Tra gli annunci più affascinanti e misteriosi della Summer Game Fest 2026 c'è stato senza dubbio quello di Gen Atlas, il nuovo progetto firmato da Fumito Ueda, uno degli autori più influenti e rispettati dell'industria videoludica.
Il leggendario game designer giapponese, noto per aver creato capolavori come ICO, Shadow of the Colossus e The Last Guardian, è tornato finalmente a mostrare il suo prossimo lavoro dopo anni di silenzio. Il titolo era già noto agli appassionati con il nome provvisorio di Project Robot, ma soltanto durante l'evento di Geoff Keighley è stato svelato il suo nome ufficiale.
Il trailer mostrato sul palco non ha fornito molti dettagli sulla trama o sulle meccaniche di gioco, ma ha immediatamente catturato l'attenzione grazie al suo stile visivo evocativo e all'atmosfera enigmatica che da sempre contraddistingue le opere di Ueda. Le immagini hanno mostrato una figura solitaria immersa in un vasto ambiente desertico, accompagnata da strutture gigantesche e scenari dal sapore post-apocalittico che richiamano inevitabilmente alcune delle suggestioni già viste nei lavori precedenti dell'autore.
Per molti giocatori si tratta di uno degli annunci più importanti dell'intera manifestazione. D'altronde, il nome di Fumito Ueda continua a essere associato a esperienze uniche, caratterizzate da una narrazione minimale, un forte impatto emotivo e mondi capaci di raccontare storie attraverso l'esplorazione e il linguaggio visivo più che attraverso dialoghi espliciti.
Gen Atlas rappresenta il secondo grande progetto sviluppato da GenDesign, lo studio fondato da Ueda dopo la conclusione della sua esperienza all'interno di Sony. Dopo la pubblicazione di The Last Guardian, avvenuta ormai quasi dieci anni fa, il team ha lavorato a lungo lontano dai riflettori, alimentando inevitabilmente curiosità e aspettative da parte della community.
Negli anni, il progetto era stato mostrato soltanto attraverso brevi teaser e concept preliminari, che avevano spinto i fan a soprannominarlo semplicemente Project Robot. L'annuncio ufficiale di oggi rappresenta quindi il primo vero passo verso la scoperta dell'opera completa.
Al momento non sono stati comunicati dettagli relativi alle piattaforme di destinazione o a una possibile finestra di lancio.

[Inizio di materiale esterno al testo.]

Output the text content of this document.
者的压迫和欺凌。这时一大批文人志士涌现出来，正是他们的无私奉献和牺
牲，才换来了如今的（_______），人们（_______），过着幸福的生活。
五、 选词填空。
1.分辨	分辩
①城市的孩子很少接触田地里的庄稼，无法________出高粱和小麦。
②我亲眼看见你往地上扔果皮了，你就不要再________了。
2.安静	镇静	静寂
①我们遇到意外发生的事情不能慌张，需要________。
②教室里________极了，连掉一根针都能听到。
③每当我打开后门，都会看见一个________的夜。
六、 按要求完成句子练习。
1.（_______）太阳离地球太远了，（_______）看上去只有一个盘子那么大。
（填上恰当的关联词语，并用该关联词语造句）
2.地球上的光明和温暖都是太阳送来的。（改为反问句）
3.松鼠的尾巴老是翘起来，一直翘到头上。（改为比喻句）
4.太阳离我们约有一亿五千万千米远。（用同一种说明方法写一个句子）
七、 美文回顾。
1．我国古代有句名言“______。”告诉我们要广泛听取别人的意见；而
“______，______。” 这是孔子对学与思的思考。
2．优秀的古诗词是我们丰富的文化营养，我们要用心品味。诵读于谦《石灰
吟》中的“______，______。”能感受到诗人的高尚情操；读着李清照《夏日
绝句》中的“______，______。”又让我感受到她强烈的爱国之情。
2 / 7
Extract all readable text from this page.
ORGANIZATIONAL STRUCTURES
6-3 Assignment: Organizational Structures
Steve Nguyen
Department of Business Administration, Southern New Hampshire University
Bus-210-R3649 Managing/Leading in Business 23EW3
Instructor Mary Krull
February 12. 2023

Considerata la natura del reveal e la scarsità di informazioni condivise, è probabile che lo sviluppo abbia ancora davanti a sé una fase importante prima di arrivare sul mercato.
Ciò che appare già evidente, però, è che Gen Atlas sembra voler raccogliere l'eredità spirituale delle opere che hanno reso celebre Ueda, mentre Microsoft prepara la scommessa di Xbox al SGF 2026 con una vetrina chiamata a rilanciare la lineup. Le immagini mostrate durante la Summer Game Fest hanno restituito immediatamente quella sensazione di meraviglia, isolamento e mistero che ha contribuito a trasformare Shadow of the Colossus e The Last Guardian in titoli di culto.
Per gli appassionati delle produzioni d'autore, il ritorno di Fumito Ueda rappresenta dunque uno dei momenti più significativi della Summer Game Fest 2026, mentre resta attuale la guida completa di Shadow of the Colossus per riscoprire l’avventura arrivata su PS4. Adesso resta soltanto da scoprire quale sarà il segreto nascosto dietro il misterioso mondo di Gen Atlas.